McDonald's Netherlands just pulled their AI Christmas ad after a three-day backlash. The 45-second nightmare was, as most noted, “more cynical about Christmas than the Grinch”. The agency claimed they "hardly slept" making it. The result: a fever dream that looked like it had never experienced the joy of Dominic The Italian Christmas Donkey.
New Brunswick liquor stores had their AI holiday “ad” pulled by a government minister after the local creative community erupted. The ad featured gibberish bottle labels and nonsensical lighting. A filmmaker who worked on last year's real ad said: "It's something to lose a contract to somebody that's creating better stuff than you are. But it's something else to lose a contract to generative AI."
Brands are making ads that feel manufactured, empty and corporate but perform adequately. Christmas imagined by algorithms that have read about it but never felt it. Coke's 2025 version is more polished—better animals, fewer glitches, more expressive pandas.
But "less bad" isn't "good", it's toasted bread on a turd sandwich.
The problem isn't that these brands used AI. It's that they used AI badly and it still worked. Well, maybe not the low bar of N.B. Liquor —hey found the “too much AI” bar and then leaped over it.
In each case the brands used AI to efficiently recreate what already existed. To save time and money on tried-and-true formulas. That's cost-cutting through 70,000 prompts, not innovation.
And the fact that it performed means every other brand is thinking: "Why pay for craft when AI mediocrity hits the same numbers?"
We don’t want "good enough" to become the standard simply because AI makes it so damn efficient.
Clients will look at Coke's numbers and say "sure, do that." Agencies will choose fast work over great work as procurement celebrates in the bowels of hold-cos everywhere.
Responding to the backlash from the AI Christmas ad, Pratik Thakar, Coca-Cola’s head of generative AI said, "The genie is out of the bottle, and you're not going to put it back in."
That is true, but the genie should be making our wishes better, not just faster.
Coke could have used AI to explore wild new creative directions. To test 50 concepts and find something genuinely fresh. To push boundaries.
Instead they simply generated cheaper, faster versions of the same old thing. A Ferrari used for grocery runs.
So here's what keeps me up at night: What if efficiency wins?
What if AI-generated holiday ads become normal? What if metrics become the only measure? What if craft becomes an expensive luxury only some brands can't justify? Then we'll live in a world where everything performs adequately and nothing feels special. Where every ad hits its KPIs and none of them matter.
AI isn't going away. But we don’t have to be Slim Pickens riding the bomb like a cowboy hat wearing yahoo in 1964’s Dr. Strangelove.

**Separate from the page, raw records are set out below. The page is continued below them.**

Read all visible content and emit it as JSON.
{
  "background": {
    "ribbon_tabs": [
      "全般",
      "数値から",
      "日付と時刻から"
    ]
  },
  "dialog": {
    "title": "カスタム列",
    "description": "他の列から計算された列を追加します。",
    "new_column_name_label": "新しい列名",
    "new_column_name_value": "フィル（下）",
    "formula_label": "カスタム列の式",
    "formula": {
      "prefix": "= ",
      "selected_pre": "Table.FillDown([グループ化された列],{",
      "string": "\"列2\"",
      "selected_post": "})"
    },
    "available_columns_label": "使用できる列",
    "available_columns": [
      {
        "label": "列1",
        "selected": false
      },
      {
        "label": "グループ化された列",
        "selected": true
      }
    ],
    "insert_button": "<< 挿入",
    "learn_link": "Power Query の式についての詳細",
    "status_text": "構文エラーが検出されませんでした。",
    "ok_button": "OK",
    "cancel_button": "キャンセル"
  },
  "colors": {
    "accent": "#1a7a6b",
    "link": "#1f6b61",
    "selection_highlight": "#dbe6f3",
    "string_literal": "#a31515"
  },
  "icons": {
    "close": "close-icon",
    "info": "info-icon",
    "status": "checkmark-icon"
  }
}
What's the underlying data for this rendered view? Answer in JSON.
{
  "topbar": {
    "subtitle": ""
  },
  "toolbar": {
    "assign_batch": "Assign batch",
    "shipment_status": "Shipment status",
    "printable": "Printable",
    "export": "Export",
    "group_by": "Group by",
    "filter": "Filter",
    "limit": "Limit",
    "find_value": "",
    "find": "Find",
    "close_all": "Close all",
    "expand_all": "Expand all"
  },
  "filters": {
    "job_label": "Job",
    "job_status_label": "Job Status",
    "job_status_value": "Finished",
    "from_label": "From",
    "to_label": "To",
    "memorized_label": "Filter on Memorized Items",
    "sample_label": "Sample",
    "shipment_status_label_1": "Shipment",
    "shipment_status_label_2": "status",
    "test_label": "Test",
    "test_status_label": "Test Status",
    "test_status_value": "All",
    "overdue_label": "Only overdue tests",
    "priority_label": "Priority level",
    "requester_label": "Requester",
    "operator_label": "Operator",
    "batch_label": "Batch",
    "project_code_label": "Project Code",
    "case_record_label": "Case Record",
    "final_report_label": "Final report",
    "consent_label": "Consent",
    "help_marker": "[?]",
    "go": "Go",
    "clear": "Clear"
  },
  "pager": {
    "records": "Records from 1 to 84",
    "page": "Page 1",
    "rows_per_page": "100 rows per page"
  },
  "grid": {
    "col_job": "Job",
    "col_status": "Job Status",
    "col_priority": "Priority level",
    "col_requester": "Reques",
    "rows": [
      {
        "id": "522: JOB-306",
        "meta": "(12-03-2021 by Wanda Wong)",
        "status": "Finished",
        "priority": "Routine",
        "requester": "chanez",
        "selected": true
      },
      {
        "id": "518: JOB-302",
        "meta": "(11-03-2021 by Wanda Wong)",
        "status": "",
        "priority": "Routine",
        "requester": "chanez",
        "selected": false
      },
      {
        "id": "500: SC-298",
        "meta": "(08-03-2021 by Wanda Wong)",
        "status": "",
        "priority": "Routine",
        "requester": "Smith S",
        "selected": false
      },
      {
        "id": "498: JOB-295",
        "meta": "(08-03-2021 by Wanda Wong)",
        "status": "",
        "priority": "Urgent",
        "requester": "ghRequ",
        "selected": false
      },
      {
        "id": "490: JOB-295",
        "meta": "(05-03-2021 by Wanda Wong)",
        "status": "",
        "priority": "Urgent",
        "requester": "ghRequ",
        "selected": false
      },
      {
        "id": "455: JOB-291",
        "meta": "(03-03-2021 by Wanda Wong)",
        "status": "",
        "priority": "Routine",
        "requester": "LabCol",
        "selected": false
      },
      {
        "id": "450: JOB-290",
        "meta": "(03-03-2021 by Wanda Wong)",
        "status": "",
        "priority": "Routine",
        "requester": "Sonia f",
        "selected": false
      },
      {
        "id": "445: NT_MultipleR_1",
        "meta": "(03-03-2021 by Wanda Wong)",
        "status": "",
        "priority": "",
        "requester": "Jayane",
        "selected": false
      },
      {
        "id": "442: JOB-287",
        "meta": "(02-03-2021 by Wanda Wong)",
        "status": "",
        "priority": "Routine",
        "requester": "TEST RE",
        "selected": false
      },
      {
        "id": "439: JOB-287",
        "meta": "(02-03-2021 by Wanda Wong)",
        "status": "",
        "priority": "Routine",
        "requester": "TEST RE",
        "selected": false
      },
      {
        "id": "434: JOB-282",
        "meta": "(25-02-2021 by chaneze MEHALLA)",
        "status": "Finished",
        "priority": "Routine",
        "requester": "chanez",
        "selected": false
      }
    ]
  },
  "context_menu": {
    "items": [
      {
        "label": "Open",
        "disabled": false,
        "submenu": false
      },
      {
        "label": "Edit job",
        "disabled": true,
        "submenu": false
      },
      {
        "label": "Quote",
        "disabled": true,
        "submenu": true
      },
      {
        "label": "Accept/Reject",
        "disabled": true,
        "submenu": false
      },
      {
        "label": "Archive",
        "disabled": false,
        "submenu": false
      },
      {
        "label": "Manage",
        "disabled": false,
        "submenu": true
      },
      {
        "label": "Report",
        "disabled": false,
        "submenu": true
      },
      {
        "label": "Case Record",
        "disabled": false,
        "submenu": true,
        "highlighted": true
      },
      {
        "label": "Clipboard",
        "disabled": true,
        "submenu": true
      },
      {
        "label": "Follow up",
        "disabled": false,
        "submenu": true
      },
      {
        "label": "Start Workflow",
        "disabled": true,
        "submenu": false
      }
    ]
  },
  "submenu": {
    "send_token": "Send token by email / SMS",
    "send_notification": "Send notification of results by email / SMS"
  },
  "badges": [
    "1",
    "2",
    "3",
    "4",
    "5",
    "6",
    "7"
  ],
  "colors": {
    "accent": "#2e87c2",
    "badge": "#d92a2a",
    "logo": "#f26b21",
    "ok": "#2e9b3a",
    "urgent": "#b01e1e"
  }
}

AI should be the tool that lets us take bigger creative swings, not safer ones. It should free us to be more human, not less. It should make great work more accessible, not make mediocre work more acceptable.
Coke and McDonald's proved that AI can deliver results or even create a conversation even when the work is uninspired. That's not a win for AI. That's a warning.
Because if brands learn that mediocre AI work performs just as well as great human work, why would they ever pay for great again?
The agencies that survive this will be the ones who use AI to raise the bar, not just lower the cost. Who uses it to do impossible things, or more things, not just to do older things faster.
These brands had the resources, the technology and the opportunity to show us what AI-powered creativity could be.
Instead, they showed us what happens when you optimise for metrics instead of magic.
When you choose efficiency over community. When you mistake speed for progress.